Richtman's statement came a day after the Trump administration acknowledged that DOGE operatives accessed and divulged highly sensitive Social Security data in ways that "were potentially outside of" SSA policy and in violation of a March 2025 court order. The Justice Department maintains that SSA doesn't know data was shared on the third-party server.
As the New York Times reported, the Trump DOJ also disclosed that "a political advocacy group contacted two members of the DOGE Social Security team, asking for an analysis of state voter rolls the advocacy group obtained."
"One of the DOGE employees signed an agreement with the advocacy group, which the Social Security Administration appeared to learn through a review of emails," the Times noted. "The Justice Department did not provide details about what came of the agreement and whether sensitive data was shared inappropriately."
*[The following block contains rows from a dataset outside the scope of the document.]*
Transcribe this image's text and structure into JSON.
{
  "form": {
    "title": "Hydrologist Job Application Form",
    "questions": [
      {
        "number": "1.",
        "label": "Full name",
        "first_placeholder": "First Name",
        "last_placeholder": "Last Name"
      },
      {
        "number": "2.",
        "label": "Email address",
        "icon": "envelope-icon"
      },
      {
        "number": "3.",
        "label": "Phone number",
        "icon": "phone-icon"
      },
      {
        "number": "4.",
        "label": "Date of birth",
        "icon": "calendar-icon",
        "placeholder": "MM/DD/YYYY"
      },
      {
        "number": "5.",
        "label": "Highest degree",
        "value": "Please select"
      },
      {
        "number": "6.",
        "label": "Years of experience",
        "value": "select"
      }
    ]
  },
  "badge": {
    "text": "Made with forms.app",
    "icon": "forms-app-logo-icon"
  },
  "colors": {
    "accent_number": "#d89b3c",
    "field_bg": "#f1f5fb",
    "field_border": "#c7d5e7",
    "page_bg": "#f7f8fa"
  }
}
In a joint statement responding to the revelations, Larson and Neal said that "we have been warning about privacy violations at Social Security and calling out Elon Musk’s ‘DOGE’ for months."
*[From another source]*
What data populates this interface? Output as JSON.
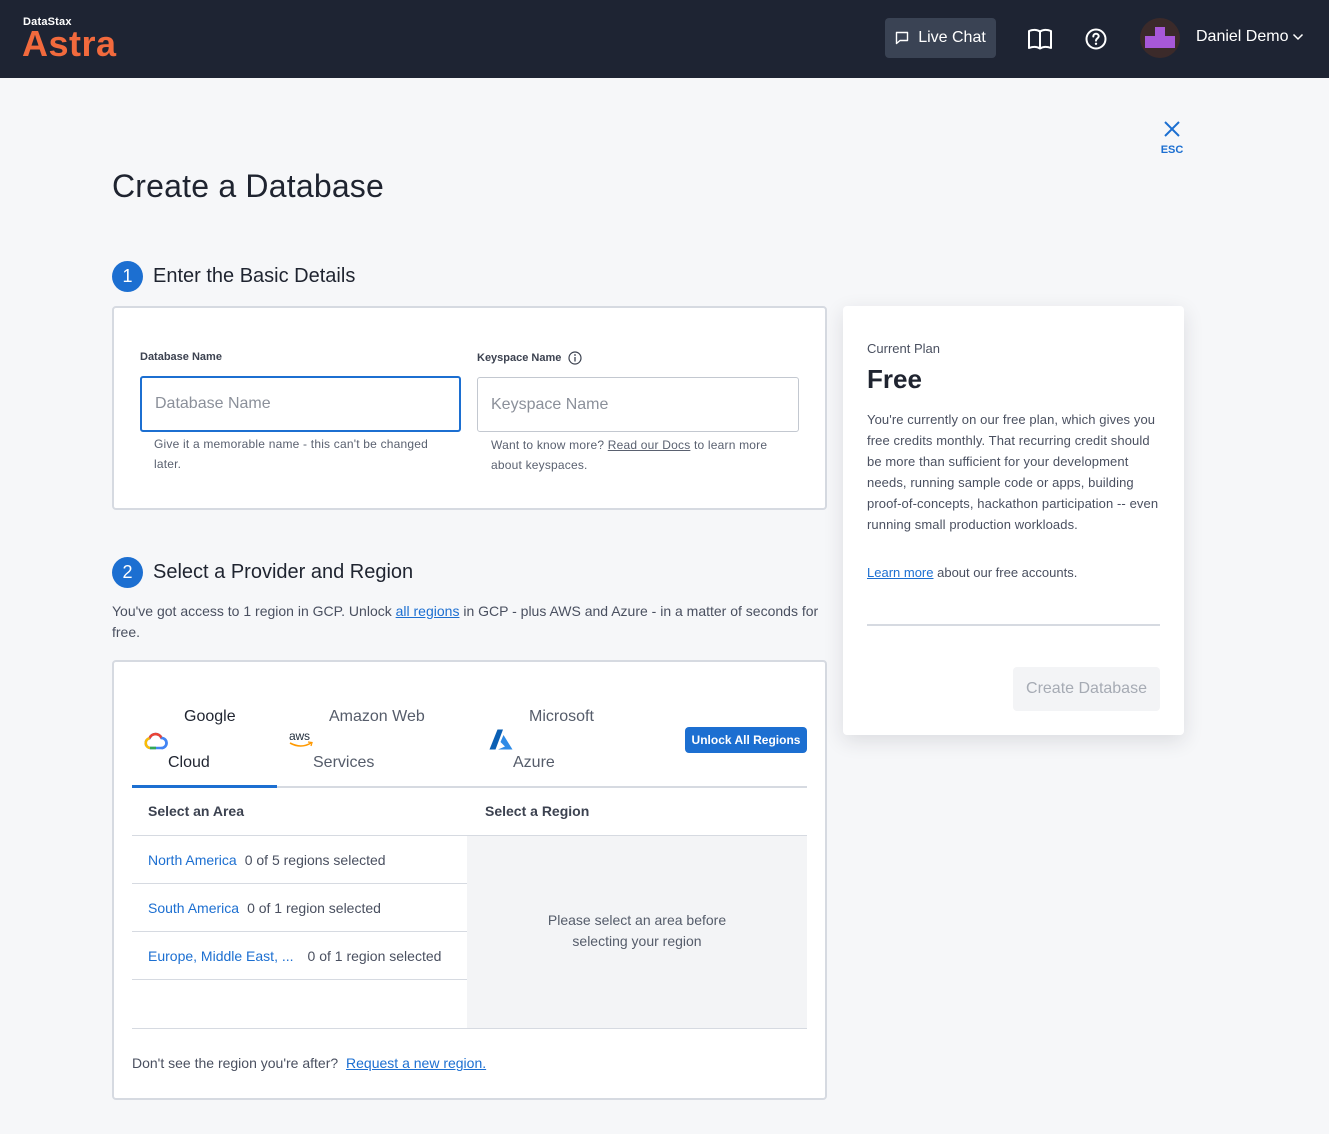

"DOGE signed an agreement to share Social Security data with an organization trying to undermine state election results, sent 1,000 Americans’ personal records directly to one of Elon Musk’s top consiglieres, and shared the confidential data of Americans on a private server," the Democratic lawmakers continued. "The 'DOGE' appointees engaged in this scheme—who were never brought before Congress for approval or even publicly identified—must be prosecuted to the fullest extent of the law for these abhorrent violations of the public trust."
Alex Lawson, executive director of Social Security Works, echoed that call on Wednesday, saying that "those who have committed illegal acts must be prosecuted."
Lawson also demanded that Congress launch "a long-overdue investigation into just what DOGE is doing with our earned benefits and our private data."
"Thanks to Donald Trump and the Supreme Court, Elon Musk’s DOGE minions have access to our private Social Security data. So does anyone they choose to share it with—and anyone who can hack the unsecured server they’ve stored it on," said Lawson. "This week’s revelations are just the tip of the iceberg. We need to know exactly who has our data and what they are doing with it."